BRASÍLIA - "Um poder que não se assume não é poder." Com essa frase FHC deu ontem sua mais aguda estocada no Congresso, onde tem experimentado surra atrás de surra. Essas lamúrias não são originais pelo conteúdo -um nhenhenhém comum entre presidentes para explicar suas falhas. Mas pela precocidade em que são lançadas.
O tom da queixa reforça a sensação de que o presidente, com seus escassos três meses no Palácio do Planalto, adotou discurso de final de governo. Esse período é particularmente frustrante: os "aliados incondicionais" começam a ir embora e até o café servido é frio.
Nenhum presidente em toda a história do Brasil assumiu com um conjunto de situações tão favoráveis. Compare-se, por exemplo, com Fernando Collor.
Ao assumir, Collor estava montado num partido minúsculo, tinha a desconfiança do Congresso, dos empresários, da imensa maioria das lideranças sindicais e dos chamados formadores de opinião. Herdou uma inflação estratosférica, em meio a cicatrizes profundas deixadas pela eleição.

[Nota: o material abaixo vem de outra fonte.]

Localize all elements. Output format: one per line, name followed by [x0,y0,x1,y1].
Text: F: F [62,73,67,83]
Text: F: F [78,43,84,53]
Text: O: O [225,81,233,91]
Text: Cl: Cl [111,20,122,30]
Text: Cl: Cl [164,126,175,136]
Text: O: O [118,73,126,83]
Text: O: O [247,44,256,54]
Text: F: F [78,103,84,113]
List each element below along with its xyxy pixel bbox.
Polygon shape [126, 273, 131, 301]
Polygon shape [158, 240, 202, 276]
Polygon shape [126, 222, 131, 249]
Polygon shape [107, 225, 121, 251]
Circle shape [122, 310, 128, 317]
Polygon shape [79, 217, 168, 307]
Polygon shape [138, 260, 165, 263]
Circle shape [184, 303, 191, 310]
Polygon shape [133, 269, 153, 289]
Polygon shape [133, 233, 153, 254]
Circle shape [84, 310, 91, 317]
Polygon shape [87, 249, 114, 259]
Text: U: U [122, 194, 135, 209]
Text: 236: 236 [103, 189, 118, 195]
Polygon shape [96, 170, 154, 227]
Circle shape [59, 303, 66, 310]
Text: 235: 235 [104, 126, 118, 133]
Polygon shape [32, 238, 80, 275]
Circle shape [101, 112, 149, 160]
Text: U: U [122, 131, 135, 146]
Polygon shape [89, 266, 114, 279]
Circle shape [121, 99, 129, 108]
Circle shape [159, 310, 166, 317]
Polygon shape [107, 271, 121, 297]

Apesar do ínfimo apoio entre deputados e senadores, Collor aprovou o que quis no Congresso. Chegou ao máximo de congelar a caderneta de poupança e a conta corrente, o que é próximo a simplesmente meter a mão no bolso do indivíduo.
O Congresso aprovou aquele pacote amarguíssimo, na suposição de que não deveria apostar na ingovernabilidade do novo governo. E, claro, no temor de enfrentar um presidente eleito democraticamente.
Nenhuma das medidas propostas por Fernando Henrique -nem mesmo na Previdência- é tão ousada como, por exemplo, o congelamento da poupança.
Moral da história: o problema é do próprio presidente. A frase sobre um "poder que não se assume" encaixaria tanto uma estocada quanto uma autocrítica.
PS - Até dezembro do ano passado, o valor da dívida dos cem maiores caloteiros do Banco do Brasil chegava a R$ 6 bilhões. É cerca de 7,5 vezes o que se gasta por ano com merenda escolar para 30 milhões de estudantes. Minha dúvida: se fosse um banco privado a dívida seria do mesmo tamanho?